Highway fatalities represented 1.3% of all deaths in 2015, according to a new research report from the University of Michigan’s Sustainable Worldwide Transportation group. Researchers Michael Sivak and Brandon Schoettle compiled the report based on data from the Centers for Disease Control and Prevention (CDC) and the National Highway Transportation Safety Administration (NHTSA).
The six states with the highest fatality rates per 100,000 people are Wyoming (24.7), Mississippi (22.6), Montana (21.7), South Carolina (20.0), Arkansas (17.8) and Alabama (17.5).
The lowest fatality rates were posted in the District of Columbia (3.4), Rhode Island (4.3), Massachusetts (4.5), New York (5.7) and New Jersey (6.3).
The researchers compared these fatality rates to deaths from cancer, heart diseases, lung diseases, strokes and Alzheimer’s disease. Compared with the nation’s biggest killer — heart diseases — which killed 197.2 Americans per 100,000 population in 2015, car crashes killed 10.9, about 5.5% of the number who succumb to heart diseases.
As a percentage of deaths from all causes, highway fatalities accounted for 3% of all deaths in Wyoming, 2.3% of Montana deaths and 2.1% of deaths in Mississippi, North Dakota and South Carolina, compared to 0.4% of all deaths in Rhode Island and 0.5% of all deaths in the District of Columbia and Massachusetts.
Among their conclusions, Sivak and Schoettle particularly note that the ratio between the highest (Wyoming) and the lowest (D.C.) highway fatality rates is 7.3, compared with a ratio of just 2.1 for deaths from all causes between the highest (West Virginia, 1,233.88) and the lowest (Utah, 578.6).

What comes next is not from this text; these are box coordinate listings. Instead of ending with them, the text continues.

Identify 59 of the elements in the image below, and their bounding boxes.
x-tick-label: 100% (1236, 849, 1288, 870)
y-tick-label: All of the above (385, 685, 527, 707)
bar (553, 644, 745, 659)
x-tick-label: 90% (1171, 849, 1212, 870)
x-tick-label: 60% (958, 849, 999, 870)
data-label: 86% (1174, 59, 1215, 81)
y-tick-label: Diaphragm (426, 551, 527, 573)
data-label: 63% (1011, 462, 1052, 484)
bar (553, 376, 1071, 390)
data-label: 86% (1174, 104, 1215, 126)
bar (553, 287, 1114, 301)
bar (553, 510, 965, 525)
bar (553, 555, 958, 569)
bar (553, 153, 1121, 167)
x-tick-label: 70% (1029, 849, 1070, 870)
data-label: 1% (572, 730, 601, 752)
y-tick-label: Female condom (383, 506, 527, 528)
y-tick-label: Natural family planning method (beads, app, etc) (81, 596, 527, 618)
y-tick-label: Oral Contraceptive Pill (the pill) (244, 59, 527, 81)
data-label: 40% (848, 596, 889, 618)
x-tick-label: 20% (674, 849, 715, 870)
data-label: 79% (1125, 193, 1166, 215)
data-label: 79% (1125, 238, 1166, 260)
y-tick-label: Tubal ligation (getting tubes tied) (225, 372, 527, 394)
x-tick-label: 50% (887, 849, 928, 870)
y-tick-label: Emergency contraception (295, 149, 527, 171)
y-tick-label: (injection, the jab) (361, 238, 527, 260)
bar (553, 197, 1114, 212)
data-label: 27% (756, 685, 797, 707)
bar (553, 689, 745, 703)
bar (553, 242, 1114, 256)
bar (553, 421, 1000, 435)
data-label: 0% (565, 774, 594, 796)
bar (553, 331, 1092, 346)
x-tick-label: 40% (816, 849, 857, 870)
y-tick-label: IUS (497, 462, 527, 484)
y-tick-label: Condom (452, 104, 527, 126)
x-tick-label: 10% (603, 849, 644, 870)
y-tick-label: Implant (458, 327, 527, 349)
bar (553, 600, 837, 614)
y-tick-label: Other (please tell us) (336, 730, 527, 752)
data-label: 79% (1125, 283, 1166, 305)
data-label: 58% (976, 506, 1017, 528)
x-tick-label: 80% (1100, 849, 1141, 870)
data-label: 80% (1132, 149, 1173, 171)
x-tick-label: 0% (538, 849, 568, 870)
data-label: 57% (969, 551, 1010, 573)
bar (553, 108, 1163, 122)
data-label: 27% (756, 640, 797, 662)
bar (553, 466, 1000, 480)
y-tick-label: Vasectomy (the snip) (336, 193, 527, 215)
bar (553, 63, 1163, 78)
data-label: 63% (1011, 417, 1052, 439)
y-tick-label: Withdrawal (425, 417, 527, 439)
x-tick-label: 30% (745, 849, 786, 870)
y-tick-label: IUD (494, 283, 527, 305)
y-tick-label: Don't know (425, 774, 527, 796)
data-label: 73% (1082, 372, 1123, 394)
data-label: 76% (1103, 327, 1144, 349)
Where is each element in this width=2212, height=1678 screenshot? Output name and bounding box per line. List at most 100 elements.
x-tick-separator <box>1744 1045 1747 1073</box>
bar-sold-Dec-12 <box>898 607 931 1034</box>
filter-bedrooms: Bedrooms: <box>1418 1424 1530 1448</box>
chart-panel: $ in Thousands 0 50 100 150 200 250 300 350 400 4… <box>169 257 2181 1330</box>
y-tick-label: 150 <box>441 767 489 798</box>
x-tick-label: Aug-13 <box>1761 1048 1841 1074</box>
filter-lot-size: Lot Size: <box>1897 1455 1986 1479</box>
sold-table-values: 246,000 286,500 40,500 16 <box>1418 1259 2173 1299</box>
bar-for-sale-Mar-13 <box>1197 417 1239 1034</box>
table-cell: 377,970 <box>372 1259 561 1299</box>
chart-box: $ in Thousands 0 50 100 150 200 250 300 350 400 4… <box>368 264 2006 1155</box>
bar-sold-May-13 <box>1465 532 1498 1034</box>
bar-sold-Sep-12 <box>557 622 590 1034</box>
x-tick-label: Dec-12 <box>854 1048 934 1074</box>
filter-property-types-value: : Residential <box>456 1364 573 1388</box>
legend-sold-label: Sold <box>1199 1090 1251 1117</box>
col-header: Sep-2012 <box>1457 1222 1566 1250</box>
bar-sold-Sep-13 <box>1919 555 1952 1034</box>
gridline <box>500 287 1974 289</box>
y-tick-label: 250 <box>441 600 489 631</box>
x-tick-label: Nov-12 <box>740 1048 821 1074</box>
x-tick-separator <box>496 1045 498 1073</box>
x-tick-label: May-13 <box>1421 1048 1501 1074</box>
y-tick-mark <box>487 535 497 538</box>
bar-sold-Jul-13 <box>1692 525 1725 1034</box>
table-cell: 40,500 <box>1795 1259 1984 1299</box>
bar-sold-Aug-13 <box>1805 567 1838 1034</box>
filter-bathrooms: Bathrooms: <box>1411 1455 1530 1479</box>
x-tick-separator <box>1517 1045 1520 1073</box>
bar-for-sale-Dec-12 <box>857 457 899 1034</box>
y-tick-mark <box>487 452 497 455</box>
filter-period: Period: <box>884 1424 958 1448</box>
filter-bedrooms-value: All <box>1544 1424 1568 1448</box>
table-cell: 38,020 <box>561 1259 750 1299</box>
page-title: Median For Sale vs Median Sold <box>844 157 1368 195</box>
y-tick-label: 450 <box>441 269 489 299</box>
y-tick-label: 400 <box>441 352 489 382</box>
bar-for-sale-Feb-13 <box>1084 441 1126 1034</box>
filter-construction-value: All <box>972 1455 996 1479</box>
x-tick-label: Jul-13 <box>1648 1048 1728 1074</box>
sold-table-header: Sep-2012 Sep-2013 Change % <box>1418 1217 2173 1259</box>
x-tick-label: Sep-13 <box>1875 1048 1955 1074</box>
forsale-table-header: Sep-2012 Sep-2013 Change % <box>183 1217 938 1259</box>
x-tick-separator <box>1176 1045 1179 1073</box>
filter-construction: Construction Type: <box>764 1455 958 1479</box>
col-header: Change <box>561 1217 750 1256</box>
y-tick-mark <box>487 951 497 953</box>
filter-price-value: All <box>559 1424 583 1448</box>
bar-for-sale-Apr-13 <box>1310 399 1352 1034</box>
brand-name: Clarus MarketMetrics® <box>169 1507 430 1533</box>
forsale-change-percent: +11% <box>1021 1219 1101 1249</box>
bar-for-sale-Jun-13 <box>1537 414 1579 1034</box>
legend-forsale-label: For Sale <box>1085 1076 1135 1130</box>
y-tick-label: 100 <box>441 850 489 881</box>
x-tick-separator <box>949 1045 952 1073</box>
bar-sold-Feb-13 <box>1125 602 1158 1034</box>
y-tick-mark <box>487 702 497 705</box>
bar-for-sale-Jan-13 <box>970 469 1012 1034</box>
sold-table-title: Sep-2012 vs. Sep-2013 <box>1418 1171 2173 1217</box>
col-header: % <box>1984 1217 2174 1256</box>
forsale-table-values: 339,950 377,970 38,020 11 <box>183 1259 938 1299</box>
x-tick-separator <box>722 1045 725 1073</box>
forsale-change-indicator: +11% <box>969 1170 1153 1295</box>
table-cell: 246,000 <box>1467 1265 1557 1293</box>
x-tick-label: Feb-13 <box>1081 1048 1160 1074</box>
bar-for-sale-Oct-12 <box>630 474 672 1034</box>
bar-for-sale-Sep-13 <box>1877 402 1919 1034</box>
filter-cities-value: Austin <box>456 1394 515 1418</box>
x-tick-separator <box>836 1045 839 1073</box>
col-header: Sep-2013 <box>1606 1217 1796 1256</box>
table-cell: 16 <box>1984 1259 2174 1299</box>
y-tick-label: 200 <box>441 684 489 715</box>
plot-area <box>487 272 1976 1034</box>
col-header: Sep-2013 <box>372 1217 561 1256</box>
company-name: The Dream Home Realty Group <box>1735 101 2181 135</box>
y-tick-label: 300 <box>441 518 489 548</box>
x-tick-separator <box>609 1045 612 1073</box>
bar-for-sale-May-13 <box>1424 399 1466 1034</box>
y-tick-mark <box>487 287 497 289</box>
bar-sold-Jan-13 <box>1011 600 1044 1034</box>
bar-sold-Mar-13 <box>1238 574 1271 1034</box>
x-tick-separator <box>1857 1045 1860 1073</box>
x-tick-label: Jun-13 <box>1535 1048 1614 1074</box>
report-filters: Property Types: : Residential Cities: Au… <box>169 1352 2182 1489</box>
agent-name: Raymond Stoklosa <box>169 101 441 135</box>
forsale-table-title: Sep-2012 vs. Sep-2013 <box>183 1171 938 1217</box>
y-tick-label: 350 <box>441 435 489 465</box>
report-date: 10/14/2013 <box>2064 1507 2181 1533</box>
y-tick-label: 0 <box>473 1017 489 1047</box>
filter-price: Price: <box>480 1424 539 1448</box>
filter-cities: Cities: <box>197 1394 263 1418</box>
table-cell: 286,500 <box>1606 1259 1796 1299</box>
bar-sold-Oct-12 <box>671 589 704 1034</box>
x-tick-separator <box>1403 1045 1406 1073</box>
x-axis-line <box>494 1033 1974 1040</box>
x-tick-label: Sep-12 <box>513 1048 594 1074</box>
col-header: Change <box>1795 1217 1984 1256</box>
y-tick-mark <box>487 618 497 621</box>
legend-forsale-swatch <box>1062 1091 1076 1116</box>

According to the NHTSA, 35,092 people were killed in traffic crashes in 2015, a year-over-year increase of 7.2%, the biggest increase since 1966 when the year-over-year increase hit 8.1%. In 2016, highway traffic deaths rose another 5.6% to 37,461. Vehicle miles traveled rose 3.5% year over year in 2015 and another 2.2% in 2016.
In 2016, traffic deaths involving unrestrained occupants totaled 10,428, deaths related to speeding totaled 10,111, and deaths related alcohol-impaired driving totaled 10,497.